OGF : Philippe Lerouge s’en va !

Après 20 ans aux commandes d’OGF-PFG, Philippe Lerouge quittera ses fonctions en novembre prochain, à l’âge de 60 ans. Il laisse derrière lui, au-delà d’une année mitigée, le bilan d’une gestion cohérente à travers de multiples changements d’actionnaires.

La fin d’une époque

C’est donc la fin d’une époque : selon une information des Echos, Philippe Lerouge quittera la barre d’OGF après 20 ans à la tête du leader du secteur funéraire en France. C’est en novembre prochain que son mandat prendra fin, à sa propre initiative, et le nom de son remplaçant devrait être connu bien avant.

La dernière année de Philippe Lerouge laissera un souvenir mitigé, avec un excédent de 122 millions au lieu des 140 prévus, et quelques avanies de communication, comme l’affaire de la morgue temporaire de Rungis. Autant de couacs qui sont plus le fait de la conjoncture que des choix stratégiques du Président d’OGF.

Il ne faut pas néanmoins oublier que le dirigeant est resté 20 ans à la tête de l’entreprise, a connu différents actionnaires et a su, à chaque fois, démontrer qu’il était l’homme de la situation. La date de son départ est d’ailleurs éloquente : ce n’est pas une démission éclair en catastrophe, mais un départ la tête haute.

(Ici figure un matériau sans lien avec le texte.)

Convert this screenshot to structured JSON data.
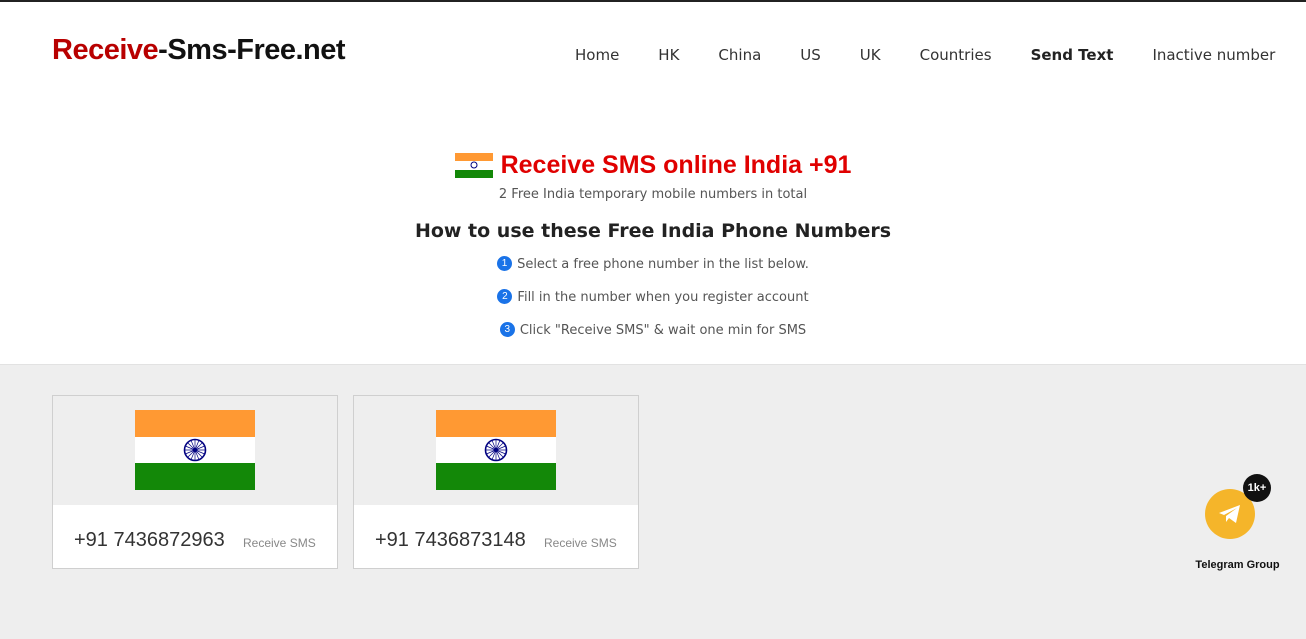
{
  "header": {
    "logo": {
      "part1": "Receive",
      "part2": "-Sms-Free.net"
    },
    "nav": [
      {
        "label": "Home"
      },
      {
        "label": "HK"
      },
      {
        "label": "China"
      },
      {
        "label": "US"
      },
      {
        "label": "UK"
      },
      {
        "label": "Countries"
      },
      {
        "label": "Send Text"
      },
      {
        "label": "Inactive number"
      }
    ]
  },
  "hero": {
    "title": "Receive SMS online India +91",
    "subtitle": "2 Free India temporary mobile numbers in total",
    "howto_title": "How to use these Free India Phone Numbers",
    "steps": [
      {
        "num": "1",
        "text": "Select a free phone number in the list below."
      },
      {
        "num": "2",
        "text": "Fill in the number when you register account"
      },
      {
        "num": "3",
        "text": "Click \"Receive SMS\" & wait one min for SMS"
      }
    ]
  },
  "numbers": [
    {
      "number": "+91 7436872963",
      "action": "Receive SMS"
    },
    {
      "number": "+91 7436873148",
      "action": "Receive SMS"
    }
  ],
  "telegram": {
    "badge": "1k+",
    "label": "Telegram Group"
  },
  "colors": {
    "brand_red": "#b80000",
    "title_red": "#e00000",
    "step_blue": "#1a73e8",
    "telegram_yellow": "#f5b52a"
  }
}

Et on peut dire, objectivement, qu’OGF se sort bien de ces 20 ans de gouvernance Lerouge. A travers un paysage funéraire français qui a énormément muté, l’arrivée de concurrents aux dents longues et aux moyens énormes, l’homme a su éviter les écueil et assurer la stabilité du navire.

Il a notamment mené la stratégie de croissance externe d’acquisition de sociétés implantées localement, qui a permis à OGF de renforcer son maillage territorial.

Reste à savoir ce que fera Ontario Teachers, le fond d’investissement canadien qui est aux commandes après le retrait de Pamplona Capital. Choisir un homme du sérail pour assurer le changement dans la continuité ou faire appel à un patron de l’extérieur pour renouveler la gouvernance ? Le mystère sera levé dans les prochaines semaines.

En novembre prochain, ce sera donc un part importante de l’histoire du funéraire français contemporain qui s’en va. Et nul doute que ce changement risque de faire énormément bouger les lignes dans les temps à venir.